Rose Midge
Dasineura rhodophaga
A tiny fly whose larvae kill rose buds before they open. The classic symptom: every new bud blackens and falls off.
How to identify it
Adults are tiny, fragile, brown-yellow midges 1.5 mm long — almost never seen. Larvae are pale yellow-orange, 1–2 mm, found inside collapsed buds and at the base of new shoot tips when you slice them open. Diagnosis is usually by symptom: clusters of new buds turn black, shrivel, or hook downward and never open, sometimes the whole shoot tip dies and turns black.
What the damage looks like
Larvae feed on developing flower buds, sepals, and shoot tips. The growing point dies; affected canes branch awkwardly and produce no flowers from that node. Severe infestations end the bloom flush entirely. This is the pest most likely to make an experienced grower throw their hands up.
Life cycle
Multivoltine — many overlapping generations, each cycle ~14–18 days in summer. Females lay eggs in unopened buds; larvae feed for 5–7 days, drop to the soil to pupate; adults emerge to lay again. Populations build through summer and peak in August–September.
Monitoring
Inspect new buds at the apex of every flush. A blackened cluster of pinhead buds is diagnostic. Yellow sticky cards just above bud height catch a few adults — useful confirmation.
Organic & cultural treatment
Remove and destroy every blackened bud and tip — bag and trash, do not compost.
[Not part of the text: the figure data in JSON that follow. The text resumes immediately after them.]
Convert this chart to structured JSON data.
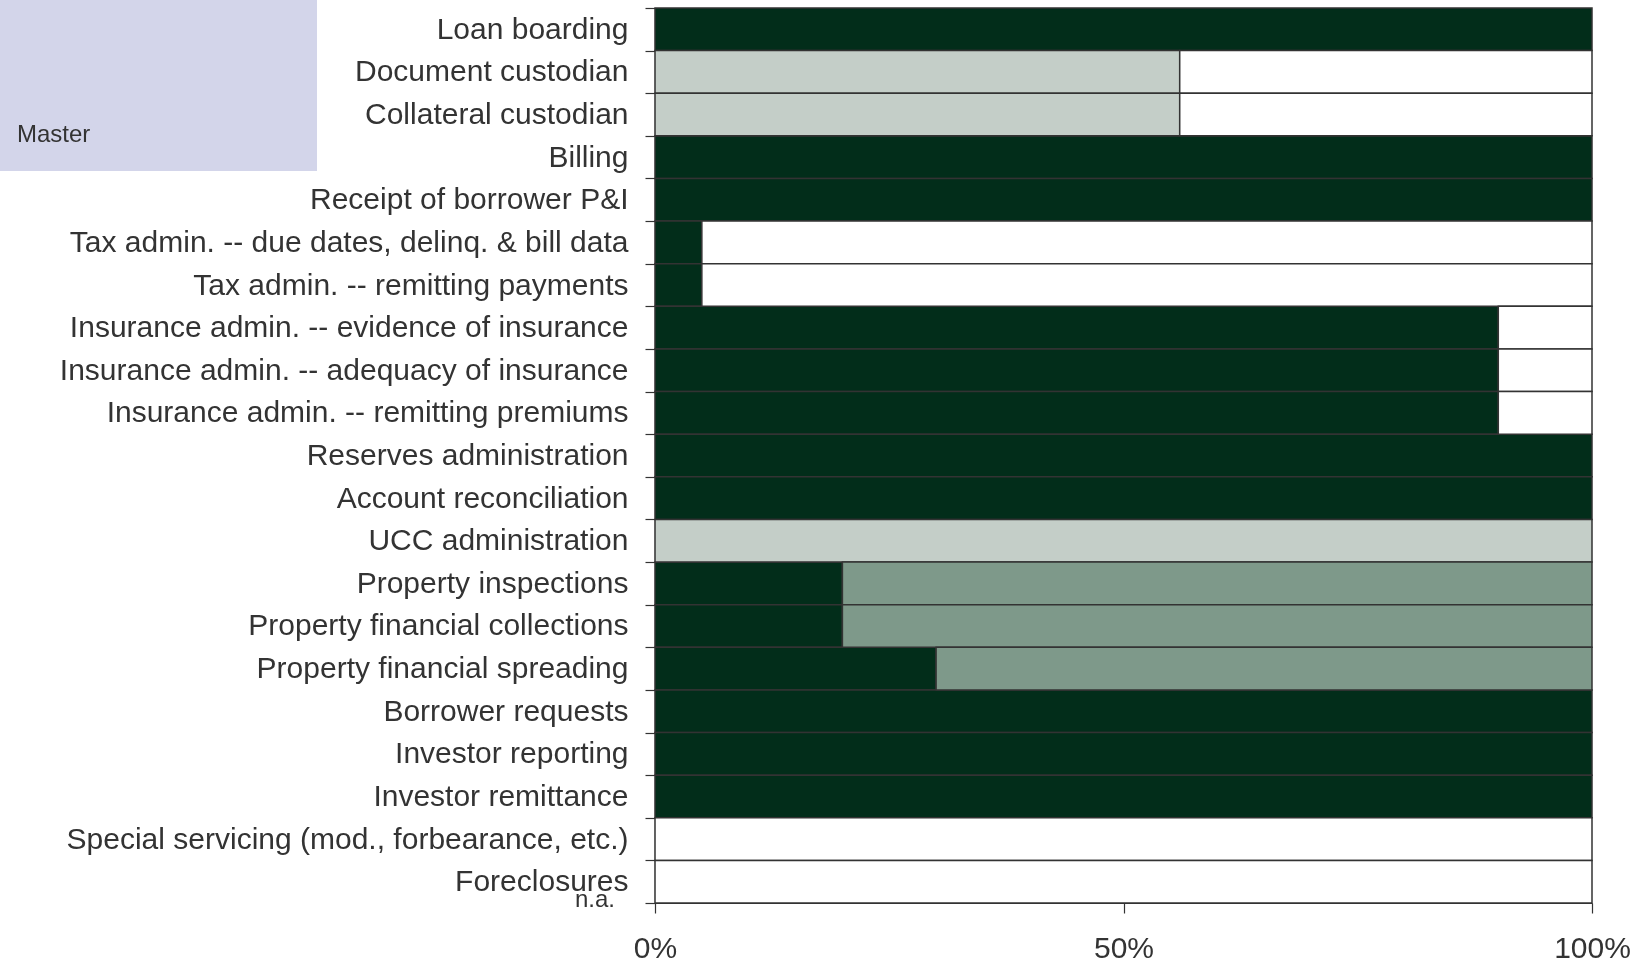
{
  "chart_data": {
    "type": "bar",
    "orientation": "horizontal",
    "stacked": true,
    "categories": [
      "Loan boarding",
      "Document custodian",
      "Collateral custodian",
      "Billing",
      "Receipt of borrower P&I",
      "Tax admin. -- due dates, delinq. & bill data",
      "Tax admin. -- remitting payments",
      "Insurance admin. -- evidence of insurance",
      "Insurance admin. -- adequacy of insurance",
      "Insurance admin. -- remitting premiums",
      "Reserves administration",
      "Account reconciliation",
      "UCC administration",
      "Property inspections",
      "Property financial collections",
      "Property financial spreading",
      "Borrower requests",
      "Investor reporting",
      "Investor remittance",
      "Special servicing (mod., forbearance, etc.)",
      "Foreclosures"
    ],
    "series": [
      {
        "color": "#022d1a",
        "values": [
          100,
          null,
          null,
          100,
          100,
          5,
          5,
          90,
          90,
          90,
          100,
          100,
          null,
          20,
          20,
          30,
          100,
          100,
          100,
          null,
          null
        ]
      },
      {
        "color": "#c4cec8",
        "values": [
          null,
          56,
          56,
          null,
          null,
          null,
          null,
          null,
          null,
          null,
          null,
          null,
          100,
          null,
          null,
          null,
          null,
          null,
          null,
          null,
          null
        ]
      },
      {
        "color": "#7e998a",
        "values": [
          null,
          null,
          null,
          null,
          null,
          null,
          null,
          null,
          null,
          null,
          null,
          null,
          null,
          80,
          80,
          70,
          null,
          null,
          null,
          null,
          null
        ]
      },
      {
        "color": "#ffffff",
        "values": [
          null,
          44,
          44,
          null,
          null,
          95,
          95,
          10,
          10,
          10,
          null,
          null,
          null,
          null,
          null,
          null,
          null,
          null,
          null,
          100,
          100
        ]
      }
    ],
    "xlim": [
      0,
      100
    ],
    "xticks": [
      {
        "value": 0,
        "label": "0%"
      },
      {
        "value": 50,
        "label": "50%"
      },
      {
        "value": 100,
        "label": "100%"
      }
    ],
    "grid": false,
    "annotations": [
      "Master",
      {
        "text": "n.a.",
        "x": 0,
        "y": "Foreclosures"
      }
    ]
  }
}
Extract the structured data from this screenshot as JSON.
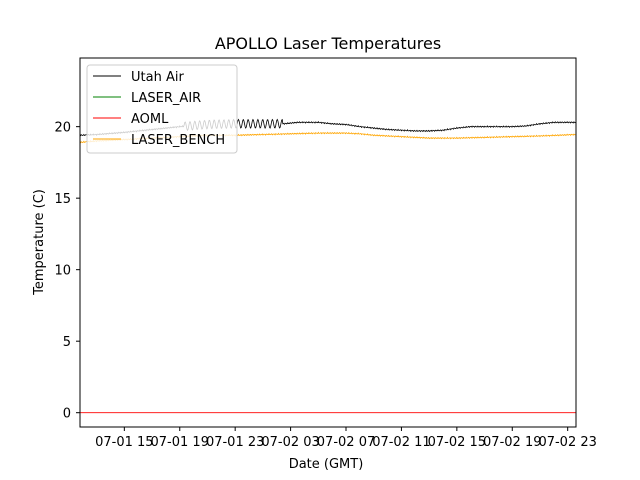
{
  "chart_data": {
    "type": "line",
    "title": "APOLLO Laser Temperatures",
    "xlabel": "Date (GMT)",
    "ylabel": "Temperature (C)",
    "xlim": [
      11.8,
      47.6
    ],
    "ylim": [
      -1.0,
      24.8
    ],
    "x_unit": "hours since 07-01 00:00 GMT",
    "x_ticks": [
      {
        "value": 15,
        "label": "07-01 15"
      },
      {
        "value": 19,
        "label": "07-01 19"
      },
      {
        "value": 23,
        "label": "07-01 23"
      },
      {
        "value": 27,
        "label": "07-02 03"
      },
      {
        "value": 31,
        "label": "07-02 07"
      },
      {
        "value": 35,
        "label": "07-02 11"
      },
      {
        "value": 39,
        "label": "07-02 15"
      },
      {
        "value": 43,
        "label": "07-02 19"
      },
      {
        "value": 47,
        "label": "07-02 23"
      }
    ],
    "y_ticks": [
      {
        "value": 0,
        "label": "0"
      },
      {
        "value": 5,
        "label": "5"
      },
      {
        "value": 10,
        "label": "10"
      },
      {
        "value": 15,
        "label": "15"
      },
      {
        "value": 20,
        "label": "20"
      }
    ],
    "legend_position": "top-left",
    "series": [
      {
        "name": "Utah Air",
        "color": "#000000",
        "oscillation": {
          "start": 19.3,
          "end": 26.4,
          "amplitude": 0.3,
          "period": 0.35
        },
        "x": [
          11.8,
          13,
          15,
          17,
          19,
          21,
          23,
          25,
          26.5,
          27.5,
          29,
          30,
          31,
          32,
          33,
          34,
          35,
          36,
          37,
          38,
          39,
          40,
          41,
          42,
          43,
          44,
          45,
          46,
          47.6
        ],
        "y": [
          19.4,
          19.45,
          19.6,
          19.8,
          20.0,
          20.15,
          20.2,
          20.2,
          20.2,
          20.3,
          20.3,
          20.2,
          20.15,
          20.0,
          19.9,
          19.8,
          19.75,
          19.7,
          19.7,
          19.75,
          19.9,
          20.0,
          20.0,
          20.0,
          20.0,
          20.05,
          20.2,
          20.3,
          20.3
        ]
      },
      {
        "name": "LASER_AIR",
        "color": "#008000",
        "x": [],
        "y": []
      },
      {
        "name": "AOML",
        "color": "#ff0000",
        "x": [
          11.8,
          47.6
        ],
        "y": [
          0.0,
          0.0
        ]
      },
      {
        "name": "LASER_BENCH",
        "color": "#ffa500",
        "x": [
          11.8,
          13,
          15,
          17,
          19,
          21,
          23,
          25,
          27,
          29,
          31,
          32,
          33,
          35,
          37,
          39,
          41,
          43,
          45,
          47.6
        ],
        "y": [
          18.9,
          19.0,
          19.1,
          19.2,
          19.3,
          19.4,
          19.4,
          19.45,
          19.5,
          19.55,
          19.55,
          19.5,
          19.4,
          19.3,
          19.2,
          19.2,
          19.25,
          19.3,
          19.35,
          19.45
        ]
      }
    ]
  }
}
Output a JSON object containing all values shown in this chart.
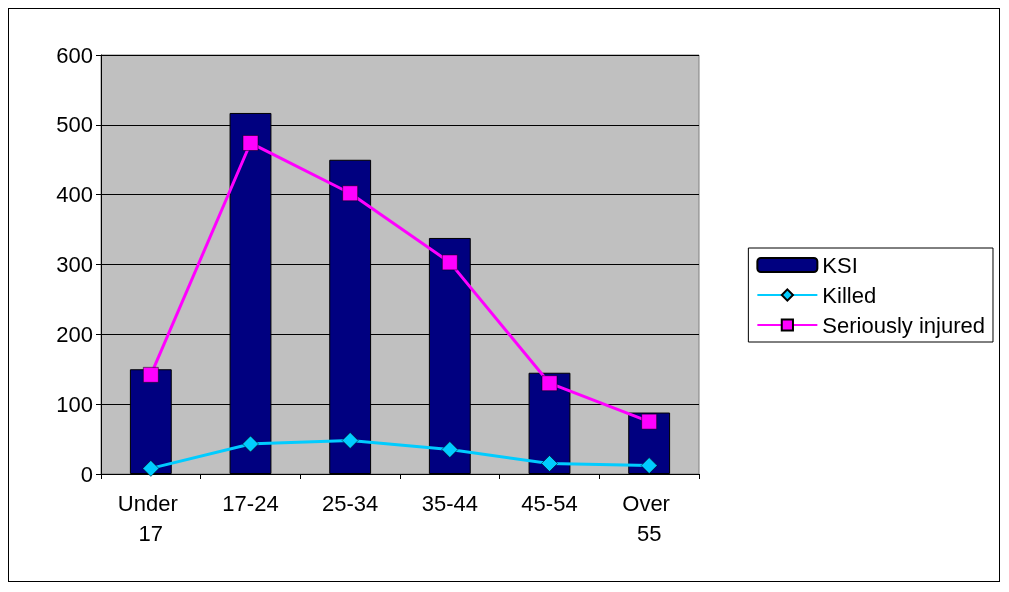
{
  "chart_data": {
    "type": "bar",
    "categories": [
      "Under 17",
      "17-24",
      "25-34",
      "35-44",
      "45-54",
      "Over 55"
    ],
    "series": [
      {
        "name": "KSI",
        "color": "#000080",
        "values": [
          150,
          517,
          450,
          338,
          145,
          88
        ]
      },
      {
        "name": "Killed",
        "type": "line",
        "color": "#00ccff",
        "marker": "diamond",
        "values": [
          8,
          43,
          48,
          35,
          15,
          12
        ]
      },
      {
        "name": "Seriously injured",
        "type": "line",
        "color": "#ff00ff",
        "marker": "square",
        "values": [
          142,
          474,
          402,
          303,
          130,
          75
        ]
      }
    ],
    "ylim": [
      0,
      600
    ],
    "yticks": [
      0,
      100,
      200,
      300,
      400,
      500,
      600
    ],
    "grid": "y",
    "legend": "right"
  }
}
Mulch the soil under bushes 3–4 inches deep with bark or leaves; crushed cocoa hulls actively interrupt pupation. Beneficial nematodes (Steinernema feltiae) drenched into the soil twice a season target soil pupae.
Chemical treatment (when warranted)
Imidacloprid soil drench reaches larvae through the plant but flowers will be unsafe for bees for weeks. Pyrethroids on shoot tips weekly during peak. None are silver bullets.
Prevention
A 2-inch layer of weed-free mulch refreshed yearly is your single best control. Avoid bare soil under roses. Disbud all damaged shoots back to clean wood — the larvae are usually inside the next 1–2 nodes too.